Hi Quantopian Community,

I am wondering how to combine factors to put through alphalens i.e. Value + Momentum example below.

I have attached a code snippet for the momentum & value factors & my weak attempt to combine them.

class Momentum(CustomFactor):  
    inputs = [USEquityPricing.close]  
    window_length = 252  
    def compute(self, today, assets, out, close):  
        out[:] = close[-20] / close[0]  
class Value(CustomFactor):

    inputs = [USEquityPricing.close,  
              morningstar.valuation_ratios.fcf_per_share]  
    window_length = 1

    def compute(self, today, assets, out, close, fcf):  
        out[:] = close[-1] / fcf[-1]        

class Combined(CustomFactor):  
    inputs = [Momentum,  
              morningstar.valuation_ratios.fcf_yield]  
    window_length = 1  
    def compute(self, today, assets, out, Momentum, fcf):  
        value_table = pd.DataFrame(index=assets)  
        value_table["momentum"] = Momentum[-1]  
        value_table["fcf"] = fcf[-1]  
        value_rank = value_table.rank("fcf").mean(axis=1)  
        mom_rank = value_table.rank("momentum").mean(axis=1)  
        out[:] = value_rank + mom_rank  
3 responses

The easiest way would be to rank each factor and then sum them.
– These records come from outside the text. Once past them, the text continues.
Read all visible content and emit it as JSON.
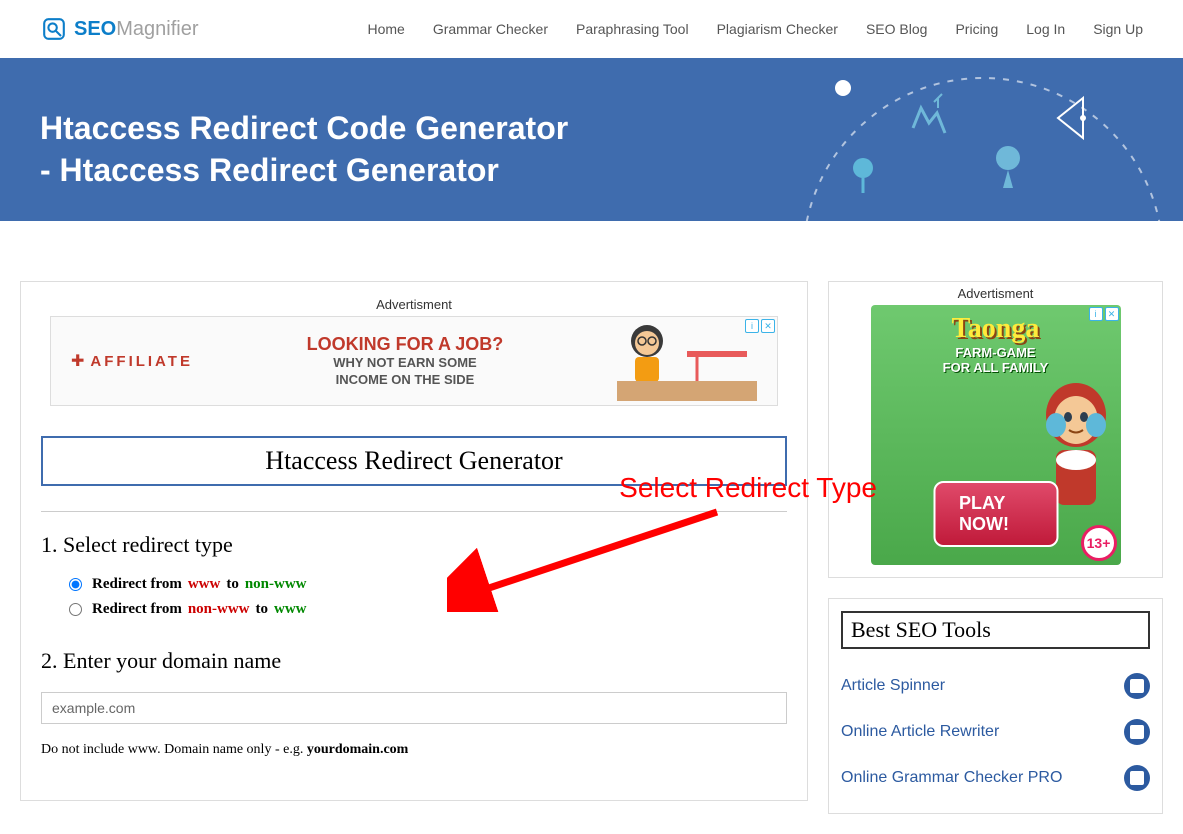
{
  "header": {
    "logo_seo": "SEO",
    "logo_mag": "Magnifier",
    "nav": [
      "Home",
      "Grammar Checker",
      "Paraphrasing Tool",
      "Plagiarism Checker",
      "SEO Blog",
      "Pricing",
      "Log In",
      "Sign Up"
    ]
  },
  "hero": {
    "title_line1": "Htaccess Redirect Code Generator",
    "title_line2": "- Htaccess Redirect Generator"
  },
  "main": {
    "ad_label": "Advertisment",
    "banner": {
      "affiliate": "AFFILIATE",
      "headline": "LOOKING FOR A JOB?",
      "sub1": "WHY NOT EARN SOME",
      "sub2": "INCOME ON THE SIDE"
    },
    "tool_title": "Htaccess Redirect Generator",
    "annotation": "Select Redirect Type",
    "step1": "1. Select redirect type",
    "radio1": {
      "prefix": "Redirect from ",
      "from": "www",
      "mid": " to ",
      "to": "non-www"
    },
    "radio2": {
      "prefix": "Redirect from ",
      "from": "non-www",
      "mid": " to ",
      "to": "www"
    },
    "step2": "2. Enter your domain name",
    "domain_value": "example.com",
    "hint_pre": "Do not include www. Domain name only - e.g. ",
    "hint_bold": "yourdomain.com"
  },
  "sidebar": {
    "ad_label": "Advertisment",
    "taonga": {
      "title": "Taonga",
      "sub1": "FARM-GAME",
      "sub2": "FOR ALL FAMILY",
      "play": "PLAY NOW!",
      "badge": "13+"
    },
    "tools_title": "Best SEO Tools",
    "tools": [
      "Article Spinner",
      "Online Article Rewriter",
      "Online Grammar Checker PRO"
    ]
  }
}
This way each factor weights the same.

mask = my_universe_filter #something like Q500US() or Q1500US()

momentum = Momentum(mask=mask)  
value = Value(mask=mask)  
combined = momentum.rank(mask=mask) + value.rank(mask=mask)  
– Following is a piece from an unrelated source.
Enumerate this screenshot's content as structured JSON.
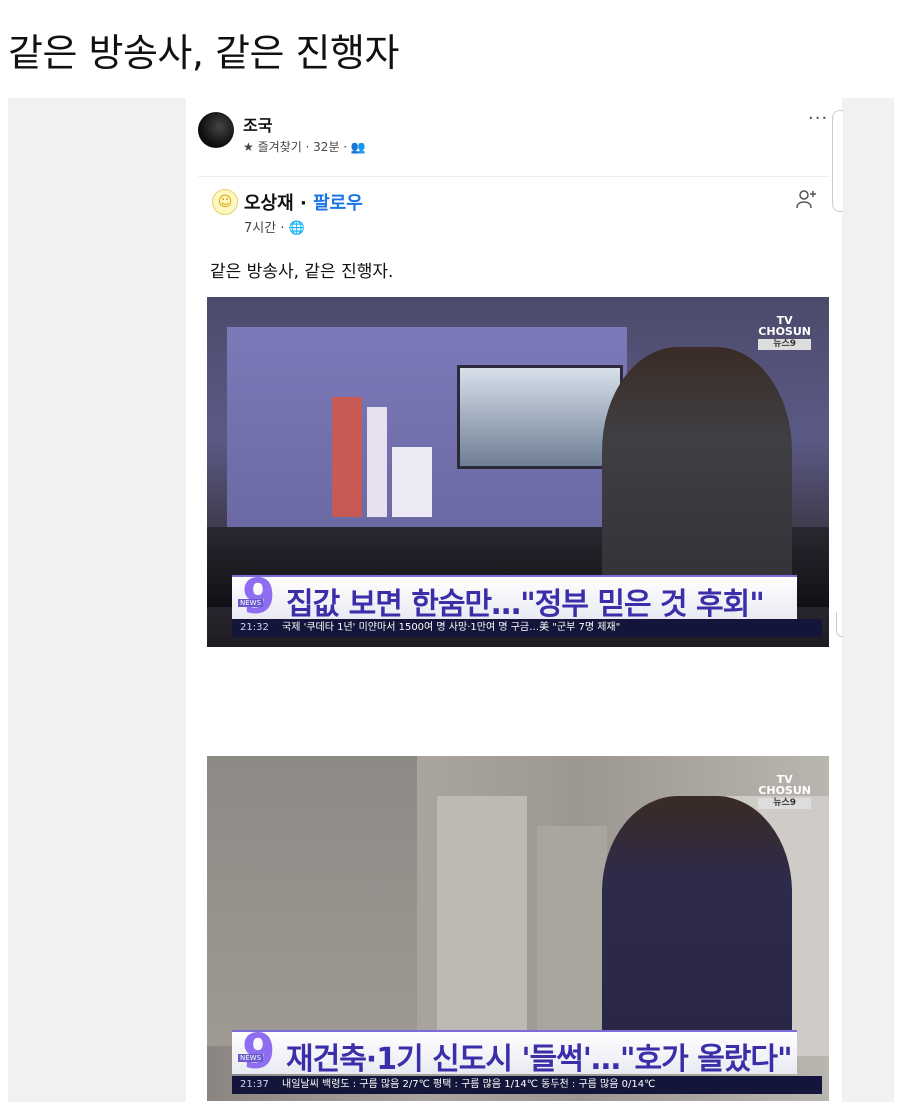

This is a great question Lex. Alpha factor combination is an active area of research in the quant finance space, and there is certainly no one-size-fits-all approach.

I agree with Luca that the easiest way to get started is to normalize both (all) of your factors to match their variances in some way and then try a linear combination (e.g. rank, sum, re-rank) which assumes a 50% weight to each factor. From there you can think about reasons to weight factors un-equally, or perhaps even dynamically based on their trailing stand alone performance.

More recently there has been a lot of cool work looking at non-linear alpha combination approaches (see this Nomura research piece for some examples). One argument for a non-linear approach can be different timescales of your alpha factors. Value and momentum are the perfect example for this, where you may be considering a short term momentum factor, while your value factor is likely driven by slower moving inputs like quarterly financial statement data.

If you haven't come across Jonathan Larkin's blog post on the quant equity workflow I'd definitely recommend it as he provides a great overview of how the alpha combination step figures in to the full strategy design cycle.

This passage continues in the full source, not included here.